About 20 minutes into Mohenjo Daro, I was surprised at how engrossed I was in the proceedings.
While the trailer for Ashutosh Gowariker's latest period epic, set in the year 2016 BC, had left me( and most people, frankly) unimpressed, I was quite okay with the way its first act was shaping up. Young, handsome, and impossibly chiseled Sarman( Hrithik Roshan) is an orphan who lives with his uncle and aunt in a farming village called Amri, part of modern-day Sindh, but has recurring dreams about the famed city of Mohenjo Daro, where he yearns to go.
An indigo farmer by profession, Sarman somehow has the arms of a warrior( he's introduced in the movie bicep-first, in fact) and demonstrates this right in the beginning, when he wrestles a crocodile and emerges victorious.
Mohenjo Daro on the whole is a lot like this opening set-piece: not very well executed, fatally intent on establishing Roshan as a hero who can do no wrong; but yet, weirdly enough, somewhat effective. Despite a respectable budget at its disposal, it often falters in the special effects department, but Sanjoy Karole's production design, which includes massive structures and props, helps put things back on track.

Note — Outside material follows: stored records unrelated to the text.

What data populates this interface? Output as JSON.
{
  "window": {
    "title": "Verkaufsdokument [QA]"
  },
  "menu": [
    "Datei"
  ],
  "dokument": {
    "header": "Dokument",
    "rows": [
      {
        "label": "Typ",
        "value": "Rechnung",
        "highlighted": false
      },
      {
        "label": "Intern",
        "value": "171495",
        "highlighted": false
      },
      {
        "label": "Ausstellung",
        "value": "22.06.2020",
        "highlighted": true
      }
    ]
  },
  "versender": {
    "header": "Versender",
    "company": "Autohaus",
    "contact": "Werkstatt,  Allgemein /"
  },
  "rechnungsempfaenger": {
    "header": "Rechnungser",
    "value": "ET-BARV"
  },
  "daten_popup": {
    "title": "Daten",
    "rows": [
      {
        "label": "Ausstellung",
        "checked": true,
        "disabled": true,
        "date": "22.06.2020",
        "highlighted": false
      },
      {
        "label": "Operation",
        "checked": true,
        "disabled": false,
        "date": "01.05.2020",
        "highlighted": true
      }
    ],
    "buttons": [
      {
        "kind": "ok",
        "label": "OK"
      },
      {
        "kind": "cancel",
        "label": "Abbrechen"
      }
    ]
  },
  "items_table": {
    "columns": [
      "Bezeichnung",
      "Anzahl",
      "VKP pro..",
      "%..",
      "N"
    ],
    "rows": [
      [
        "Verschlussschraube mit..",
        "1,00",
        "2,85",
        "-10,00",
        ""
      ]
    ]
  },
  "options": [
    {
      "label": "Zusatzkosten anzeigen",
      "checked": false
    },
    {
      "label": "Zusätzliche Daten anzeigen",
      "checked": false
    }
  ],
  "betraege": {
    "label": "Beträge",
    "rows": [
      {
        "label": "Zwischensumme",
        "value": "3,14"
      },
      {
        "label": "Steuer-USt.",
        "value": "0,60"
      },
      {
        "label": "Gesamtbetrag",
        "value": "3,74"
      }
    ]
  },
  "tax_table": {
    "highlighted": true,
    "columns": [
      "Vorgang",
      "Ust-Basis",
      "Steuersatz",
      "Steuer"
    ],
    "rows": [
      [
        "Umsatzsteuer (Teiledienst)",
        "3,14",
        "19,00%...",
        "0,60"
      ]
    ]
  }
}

A disclaimer at the beginning absolves this film of its need to be entirely historically accurate, which gives Gowariker the license to spin a familiar poor-village-boy-meets-privileged-city-girl yarn. So far, so contrived. But as the film hurtles towards its inevitable mother of all set-pieces( There Will Be Flood; heh), the story touches upon multiple themes, ranging from how greed for money and the environment are connected to the virtue of serving citizens as opposed to ruling over them.